For several years the upfront costs of purchasing most EVs in Norway have been no greater (and often less) than the upfront costs of purchasing a gasoline or diesel powered vehicle. Unlike most other European countries, Norway has not made EVs more affordable by giving large grants or tax credits to buyers. Instead, Norway redesigned its tax structure for automobiles to make EV purchasing both competitive and user friendly. Norway exempted EVs from the 25 percent value added tax (VAT), the vehicle purchase tax (based on CO2 and NOx emissions and weight) that tends to be even greater than the VAT, and annual fees equivalent to our registration and licensing fees. The resulting simplicity in vehicle cost comparisons, and the consistency of exemptions over the years, have contributed to Norway’s success with EV adoption.

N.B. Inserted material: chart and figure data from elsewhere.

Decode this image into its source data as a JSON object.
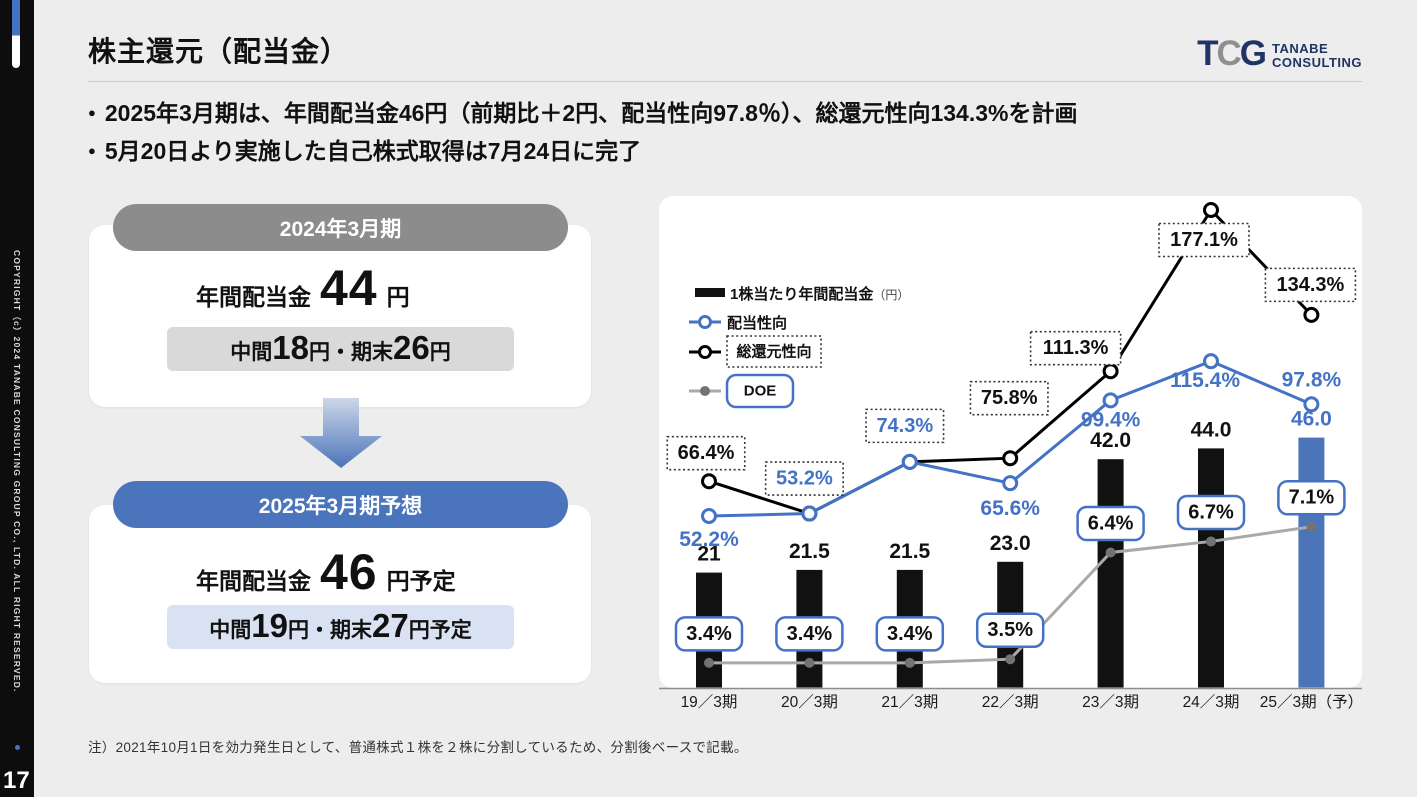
{
  "colors": {
    "accent_blue": "#4472C4",
    "header_gray": "#8C8C8C",
    "sidebar_black": "#0D0D0D"
  },
  "sidebar": {
    "copyright": "COPYRIGHT（c）2024 TANABE CONSULTING GROUP CO., LTD. ALL RIGHT RESERVED.",
    "page_number": "17"
  },
  "header": {
    "title": "株主還元（配当金）",
    "logo": {
      "letters": [
        "T",
        "C",
        "G"
      ],
      "lines": [
        "TANABE",
        "CONSULTING"
      ]
    }
  },
  "bullets": [
    "2025年3月期は、年間配当金46円（前期比＋2円、配当性向97.8％）、総還元性向134.3%を計画",
    "5月20日より実施した自己株式取得は7月24日に完了"
  ],
  "cards": {
    "fy2024": {
      "header": "2024年3月期",
      "label": "年間配当金",
      "amount": "44",
      "unit": "円",
      "breakdown": [
        "中間",
        "18",
        "円・期末",
        "26",
        "円"
      ]
    },
    "fy2025": {
      "header": "2025年3月期予想",
      "label": "年間配当金",
      "amount": "46",
      "unit": "円予定",
      "breakdown": [
        "中間",
        "19",
        "円・期末",
        "27",
        "円予定"
      ]
    }
  },
  "chart_data": {
    "type": "combo",
    "categories": [
      "19／3期",
      "20／3期",
      "21／3期",
      "22／3期",
      "23／3期",
      "24／3期",
      "25／3期（予）"
    ],
    "series": [
      {
        "name": "1株当たり年間配当金",
        "unit": "（円）",
        "type": "bar",
        "values": [
          21,
          21.5,
          21.5,
          23,
          42,
          44,
          46
        ],
        "labels": [
          "21",
          "21.5",
          "21.5",
          "23.0",
          "42.0",
          "44.0",
          "46.0"
        ]
      },
      {
        "name": "配当性向",
        "type": "line",
        "values": [
          52.2,
          53.2,
          74.3,
          65.6,
          99.4,
          115.4,
          97.8
        ],
        "labels": [
          "52.2%",
          "53.2%",
          "74.3%",
          "65.6%",
          "99.4%",
          "115.4%",
          "97.8%"
        ]
      },
      {
        "name": "総還元性向",
        "type": "line",
        "values": [
          66.4,
          53.2,
          74.3,
          75.8,
          111.3,
          177.1,
          134.3
        ],
        "labels": [
          "66.4%",
          null,
          null,
          "75.8%",
          "111.3%",
          "177.1%",
          "134.3%"
        ]
      },
      {
        "name": "DOE",
        "type": "line",
        "values": [
          3.4,
          3.4,
          3.4,
          3.5,
          6.4,
          6.7,
          7.1
        ],
        "labels": [
          "3.4%",
          "3.4%",
          "3.4%",
          "3.5%",
          "6.4%",
          "6.7%",
          "7.1%"
        ]
      }
    ],
    "colors": {
      "bar": "#111111",
      "bar_forecast": "#4C74B9",
      "payout": "#4472C4",
      "total_return": "#000000",
      "doe_line": "#A9A9A9",
      "doe_marker": "#737373"
    },
    "legend_position": "top-left",
    "gridlines": false,
    "value_axis_hidden": true
  },
  "footnote": "注）2021年10月1日を効力発生日として、普通株式１株を２株に分割しているため、分割後ベースで記載。"
}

Other popular incentives for Norwegian EV drivers include substantially reduced tolls for bridges and roads, reduced fares for ferries, and reduced rates for municipal public parking. In national surveys of EV owners, many Norwegians claim they could not afford not to buy an EV. Norway’s high gasoline and diesel taxes have also helped. Because virtually all electricity produced in Norway is clean (98 percent hydropower), the switch to EVs is having an even greater impact on carbon emissions than in countries that rely on fossil fuels for much of their electricity production.
Other EV pricing programs are also worth studying. The French Bonus-Malus System applies either a penalty on gasoline and diesel powered cars or a subsidy on EVs at the time of sale. California’s Clean Cars 4 All program offers lower-income individuals generous EV rebates at the time of sale when a purchase is accompanied by the scrapping of an old gas guzzler.
We look forward to learning about your plans for accelerating the adoption of EVs throughout the country, and would appreciate your thoughts on the feasibility of implementing our policy suggestions.
*Haugneland, P et al., “Put a Price on Carbon to fund EV incentives—Norwegian EV Policy Success”, EVS30 Symposium, Stuttgart, Germany, October 9-11, 2017.
Wappelhorst, S et al.,“Using Vehicle Taxation Policy to Lower Transport Emissions, An Overview for Passenger Cars in Europe “, International Council on Clean Transportation, December 2018.